A dévorer !

« Femmes sans merci », Camilla Läckberg : rébellion féministe

Dans ce court récit de la prolifique écrivaine suédoise Camilla Läckberg, nous faisons la connaissance de trois femmes : Ingrid, Victoria et Birgitta. A première vue, rien en commun entre l’ancienne journaliste qui a sacrifié sa carrière au profit de la maternité et de l’envol professionnel de son mari, l’ex-cocotte de luxe d’un gangster russe vendue comme une prostituée à un rustre paysan des environs et enfin la douce et paisible institutrice proche de la retraite.

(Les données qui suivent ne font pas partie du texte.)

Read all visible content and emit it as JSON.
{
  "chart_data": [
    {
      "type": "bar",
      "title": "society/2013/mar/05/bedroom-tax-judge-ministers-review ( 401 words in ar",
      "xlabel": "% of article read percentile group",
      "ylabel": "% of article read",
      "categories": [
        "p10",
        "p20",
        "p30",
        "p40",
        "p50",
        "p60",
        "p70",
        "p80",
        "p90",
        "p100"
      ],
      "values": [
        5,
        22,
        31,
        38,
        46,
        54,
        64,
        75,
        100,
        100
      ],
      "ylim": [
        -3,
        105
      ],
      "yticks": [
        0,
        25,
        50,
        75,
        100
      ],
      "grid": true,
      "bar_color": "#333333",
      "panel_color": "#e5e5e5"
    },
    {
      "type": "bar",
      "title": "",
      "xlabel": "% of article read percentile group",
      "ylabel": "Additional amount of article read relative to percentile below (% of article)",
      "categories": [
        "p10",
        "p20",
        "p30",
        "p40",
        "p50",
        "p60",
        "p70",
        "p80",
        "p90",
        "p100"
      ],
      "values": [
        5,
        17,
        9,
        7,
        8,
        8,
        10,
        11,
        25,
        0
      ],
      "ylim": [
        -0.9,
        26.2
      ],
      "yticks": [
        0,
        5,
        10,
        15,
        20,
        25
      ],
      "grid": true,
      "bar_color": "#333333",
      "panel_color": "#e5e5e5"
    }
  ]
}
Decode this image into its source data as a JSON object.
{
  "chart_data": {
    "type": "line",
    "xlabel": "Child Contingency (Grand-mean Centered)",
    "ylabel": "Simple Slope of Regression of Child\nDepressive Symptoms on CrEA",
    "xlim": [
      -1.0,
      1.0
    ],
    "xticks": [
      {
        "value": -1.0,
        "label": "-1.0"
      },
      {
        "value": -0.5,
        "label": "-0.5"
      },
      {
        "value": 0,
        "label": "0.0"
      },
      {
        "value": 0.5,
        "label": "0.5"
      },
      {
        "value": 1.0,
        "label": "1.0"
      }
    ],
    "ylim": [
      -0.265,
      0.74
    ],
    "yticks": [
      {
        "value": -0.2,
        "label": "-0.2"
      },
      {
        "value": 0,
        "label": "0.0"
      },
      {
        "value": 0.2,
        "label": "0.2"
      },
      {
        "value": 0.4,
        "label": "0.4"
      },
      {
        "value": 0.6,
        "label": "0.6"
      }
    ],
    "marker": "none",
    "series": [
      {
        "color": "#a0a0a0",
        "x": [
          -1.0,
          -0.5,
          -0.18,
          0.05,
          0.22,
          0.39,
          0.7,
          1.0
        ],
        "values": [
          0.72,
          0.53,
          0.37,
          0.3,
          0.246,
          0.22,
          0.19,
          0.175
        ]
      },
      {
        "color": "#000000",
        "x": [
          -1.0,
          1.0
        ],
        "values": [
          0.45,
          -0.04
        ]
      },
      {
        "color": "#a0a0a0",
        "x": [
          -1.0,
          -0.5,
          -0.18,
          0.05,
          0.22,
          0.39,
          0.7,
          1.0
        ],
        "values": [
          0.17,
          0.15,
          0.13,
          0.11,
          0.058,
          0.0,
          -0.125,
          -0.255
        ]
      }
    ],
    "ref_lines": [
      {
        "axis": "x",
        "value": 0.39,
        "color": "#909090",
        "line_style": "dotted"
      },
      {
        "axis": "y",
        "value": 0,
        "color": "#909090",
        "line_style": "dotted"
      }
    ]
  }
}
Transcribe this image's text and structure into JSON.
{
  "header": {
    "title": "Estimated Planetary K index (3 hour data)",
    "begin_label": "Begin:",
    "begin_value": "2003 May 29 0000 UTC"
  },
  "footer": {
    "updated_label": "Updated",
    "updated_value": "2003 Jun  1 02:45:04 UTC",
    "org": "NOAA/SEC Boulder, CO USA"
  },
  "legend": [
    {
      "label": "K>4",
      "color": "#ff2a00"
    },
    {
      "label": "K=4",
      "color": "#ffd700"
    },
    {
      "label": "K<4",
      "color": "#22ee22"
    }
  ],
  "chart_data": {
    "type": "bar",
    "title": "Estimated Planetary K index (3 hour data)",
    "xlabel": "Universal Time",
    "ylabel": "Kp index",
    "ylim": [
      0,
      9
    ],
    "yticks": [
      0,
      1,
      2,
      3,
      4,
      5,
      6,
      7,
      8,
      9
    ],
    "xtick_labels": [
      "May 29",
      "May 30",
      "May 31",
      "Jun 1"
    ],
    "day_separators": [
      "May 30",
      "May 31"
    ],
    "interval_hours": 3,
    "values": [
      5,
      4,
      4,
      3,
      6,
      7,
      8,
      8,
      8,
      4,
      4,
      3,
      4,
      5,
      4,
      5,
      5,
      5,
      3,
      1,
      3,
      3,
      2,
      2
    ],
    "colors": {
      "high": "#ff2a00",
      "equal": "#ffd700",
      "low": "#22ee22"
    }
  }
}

« Depuis, elle vivait soumise à ses condition, était une figurante dans sa vie. Il attendait d’elle qu’elle s’occupe du ménage et écarte les jambes. En échange, il subvenait à ses besoins. » (p.23)

« Elle fixa son regard sur sa main droite. Ses doigts tremblaient. Comme s’il n’avait pas encore décidé s’il y aurait d’autres coups. Mais Birgitta savait, elle le connaissait assez bien pour deviner qu’il y en aurait d’autres. » (p.30)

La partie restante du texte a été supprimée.